Abstract:In clinical practice, electroencephalography (EEG) plays an important role in the diagnosis of epilepsy. EEG-based computer-aided diagnosis of epilepsy can greatly improve the ac-curacy of epilepsy detection while reducing the workload of physicians. However, there are many challenges in practical applications for personalized epileptic EEG detection (i.e., training of detection model for a specific person), including the difficulty in extracting effective features from one single view, the undesirable but common scenario of lacking sufficient training data in practice, and the no guarantee of identically distributed training and test data. To solve these problems, we propose a TSK fuzzy system-based epilepsy detection algorithm that integrates multi-view collaborative transfer learning. To address the challenge due to the limitation of single-view features, multi-view learning ensures the diversity of features by extracting them from different views.

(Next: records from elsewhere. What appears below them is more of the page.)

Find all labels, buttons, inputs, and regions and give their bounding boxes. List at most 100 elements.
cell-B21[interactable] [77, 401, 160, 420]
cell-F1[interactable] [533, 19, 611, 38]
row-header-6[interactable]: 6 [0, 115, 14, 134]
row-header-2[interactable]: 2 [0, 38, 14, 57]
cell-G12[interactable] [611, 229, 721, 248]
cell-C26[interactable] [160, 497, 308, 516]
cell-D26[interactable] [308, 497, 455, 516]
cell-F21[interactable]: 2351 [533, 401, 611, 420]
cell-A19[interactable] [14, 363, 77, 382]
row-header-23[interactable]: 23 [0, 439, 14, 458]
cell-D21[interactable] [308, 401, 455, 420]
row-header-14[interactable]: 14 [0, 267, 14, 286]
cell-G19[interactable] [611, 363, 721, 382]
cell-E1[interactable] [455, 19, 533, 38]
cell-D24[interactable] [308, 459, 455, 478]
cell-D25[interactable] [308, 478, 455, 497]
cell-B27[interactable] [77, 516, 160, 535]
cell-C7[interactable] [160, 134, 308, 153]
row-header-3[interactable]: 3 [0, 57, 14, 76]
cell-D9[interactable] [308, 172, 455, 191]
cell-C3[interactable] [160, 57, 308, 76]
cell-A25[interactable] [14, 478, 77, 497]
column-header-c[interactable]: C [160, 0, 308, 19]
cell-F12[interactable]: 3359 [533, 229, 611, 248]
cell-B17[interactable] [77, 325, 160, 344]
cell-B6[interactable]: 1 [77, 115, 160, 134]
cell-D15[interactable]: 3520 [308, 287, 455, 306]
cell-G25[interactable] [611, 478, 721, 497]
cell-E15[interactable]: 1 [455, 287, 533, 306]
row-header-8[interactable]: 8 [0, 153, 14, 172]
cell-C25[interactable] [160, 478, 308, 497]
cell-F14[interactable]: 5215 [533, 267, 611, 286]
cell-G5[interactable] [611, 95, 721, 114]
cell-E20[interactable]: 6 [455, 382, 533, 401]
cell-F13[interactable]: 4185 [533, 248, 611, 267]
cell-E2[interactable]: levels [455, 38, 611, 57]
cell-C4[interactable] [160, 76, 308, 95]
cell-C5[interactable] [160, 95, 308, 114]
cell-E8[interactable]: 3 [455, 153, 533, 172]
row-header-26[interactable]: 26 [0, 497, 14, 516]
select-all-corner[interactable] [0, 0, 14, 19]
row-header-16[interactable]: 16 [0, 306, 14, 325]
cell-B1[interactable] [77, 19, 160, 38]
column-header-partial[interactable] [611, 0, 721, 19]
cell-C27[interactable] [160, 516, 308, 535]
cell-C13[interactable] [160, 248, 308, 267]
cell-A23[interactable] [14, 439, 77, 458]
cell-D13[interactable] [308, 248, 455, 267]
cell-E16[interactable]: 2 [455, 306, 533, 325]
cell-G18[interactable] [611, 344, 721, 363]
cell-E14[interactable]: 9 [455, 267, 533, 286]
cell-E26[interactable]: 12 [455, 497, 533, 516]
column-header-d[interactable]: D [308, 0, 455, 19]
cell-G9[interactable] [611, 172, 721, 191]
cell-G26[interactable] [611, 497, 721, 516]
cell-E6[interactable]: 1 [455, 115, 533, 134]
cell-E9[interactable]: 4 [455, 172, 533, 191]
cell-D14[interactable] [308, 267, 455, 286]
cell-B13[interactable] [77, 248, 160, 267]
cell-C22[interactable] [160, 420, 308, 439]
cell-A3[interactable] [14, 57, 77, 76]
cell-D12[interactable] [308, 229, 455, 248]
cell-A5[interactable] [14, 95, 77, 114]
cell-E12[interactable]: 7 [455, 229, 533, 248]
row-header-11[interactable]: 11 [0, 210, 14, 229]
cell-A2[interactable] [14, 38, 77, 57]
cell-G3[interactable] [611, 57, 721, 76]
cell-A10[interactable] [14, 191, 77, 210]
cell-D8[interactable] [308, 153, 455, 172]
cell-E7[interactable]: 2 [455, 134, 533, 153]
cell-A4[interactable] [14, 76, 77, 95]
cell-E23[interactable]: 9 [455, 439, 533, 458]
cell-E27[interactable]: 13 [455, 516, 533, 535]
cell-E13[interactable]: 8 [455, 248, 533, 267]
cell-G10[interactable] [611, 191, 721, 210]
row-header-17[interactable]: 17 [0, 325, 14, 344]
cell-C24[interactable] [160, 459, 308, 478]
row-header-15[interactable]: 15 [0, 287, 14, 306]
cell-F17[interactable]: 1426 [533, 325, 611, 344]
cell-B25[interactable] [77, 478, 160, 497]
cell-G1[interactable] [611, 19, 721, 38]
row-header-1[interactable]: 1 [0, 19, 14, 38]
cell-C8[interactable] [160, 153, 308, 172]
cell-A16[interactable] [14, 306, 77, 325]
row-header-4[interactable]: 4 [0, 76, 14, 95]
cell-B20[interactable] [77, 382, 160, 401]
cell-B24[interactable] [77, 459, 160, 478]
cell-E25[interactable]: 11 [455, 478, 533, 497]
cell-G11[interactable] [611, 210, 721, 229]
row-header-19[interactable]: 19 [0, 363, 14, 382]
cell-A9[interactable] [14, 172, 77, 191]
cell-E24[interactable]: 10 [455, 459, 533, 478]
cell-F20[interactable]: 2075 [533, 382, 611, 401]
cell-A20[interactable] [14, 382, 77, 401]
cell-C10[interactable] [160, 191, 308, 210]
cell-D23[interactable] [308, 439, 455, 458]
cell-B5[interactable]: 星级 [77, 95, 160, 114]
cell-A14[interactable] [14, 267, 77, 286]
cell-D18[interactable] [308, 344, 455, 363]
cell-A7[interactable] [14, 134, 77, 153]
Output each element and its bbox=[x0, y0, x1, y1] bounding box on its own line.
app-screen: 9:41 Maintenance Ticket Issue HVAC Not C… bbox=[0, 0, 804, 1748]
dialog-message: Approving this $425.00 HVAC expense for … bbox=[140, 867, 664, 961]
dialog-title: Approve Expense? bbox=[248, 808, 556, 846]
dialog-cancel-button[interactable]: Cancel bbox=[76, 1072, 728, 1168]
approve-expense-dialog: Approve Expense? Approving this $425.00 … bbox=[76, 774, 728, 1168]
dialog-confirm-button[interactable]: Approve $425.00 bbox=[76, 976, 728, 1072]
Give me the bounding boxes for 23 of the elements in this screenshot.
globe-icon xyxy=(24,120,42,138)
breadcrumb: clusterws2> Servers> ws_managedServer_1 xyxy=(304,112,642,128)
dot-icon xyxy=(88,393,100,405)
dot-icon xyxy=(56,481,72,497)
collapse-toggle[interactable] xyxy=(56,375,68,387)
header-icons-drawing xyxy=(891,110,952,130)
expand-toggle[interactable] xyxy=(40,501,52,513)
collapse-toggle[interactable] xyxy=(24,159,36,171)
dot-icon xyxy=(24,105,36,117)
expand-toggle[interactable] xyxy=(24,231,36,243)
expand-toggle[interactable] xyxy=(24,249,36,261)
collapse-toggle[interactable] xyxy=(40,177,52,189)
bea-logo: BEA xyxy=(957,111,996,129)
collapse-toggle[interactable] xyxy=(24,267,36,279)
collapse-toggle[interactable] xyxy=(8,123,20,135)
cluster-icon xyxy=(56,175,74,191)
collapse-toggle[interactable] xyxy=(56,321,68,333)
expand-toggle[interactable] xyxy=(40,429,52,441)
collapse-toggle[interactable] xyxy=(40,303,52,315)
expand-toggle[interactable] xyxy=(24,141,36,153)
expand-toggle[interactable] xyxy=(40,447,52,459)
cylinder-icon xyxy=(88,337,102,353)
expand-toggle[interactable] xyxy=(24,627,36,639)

The lack of training data for building a personalized detection model is tackled by leveraging the knowledge from the source domain (reference scene) to enhance the performance of the target domain (current scene of interest), where mismatch of data distributions between the two domains is resolved with adaption technique based on maximum mean discrepancy. Notably, the transfer learning and multi-view feature extraction are performed at the same time. Furthermore, the fuzzy rules of the TSK fuzzy system equip the model with strong fuzzy logic inference capability. Hence, the proposed method has the potential to detect epileptic EEG signals effectively, which is demonstrated with the positive results from a large number of experiments on the CHB-MIT dataset.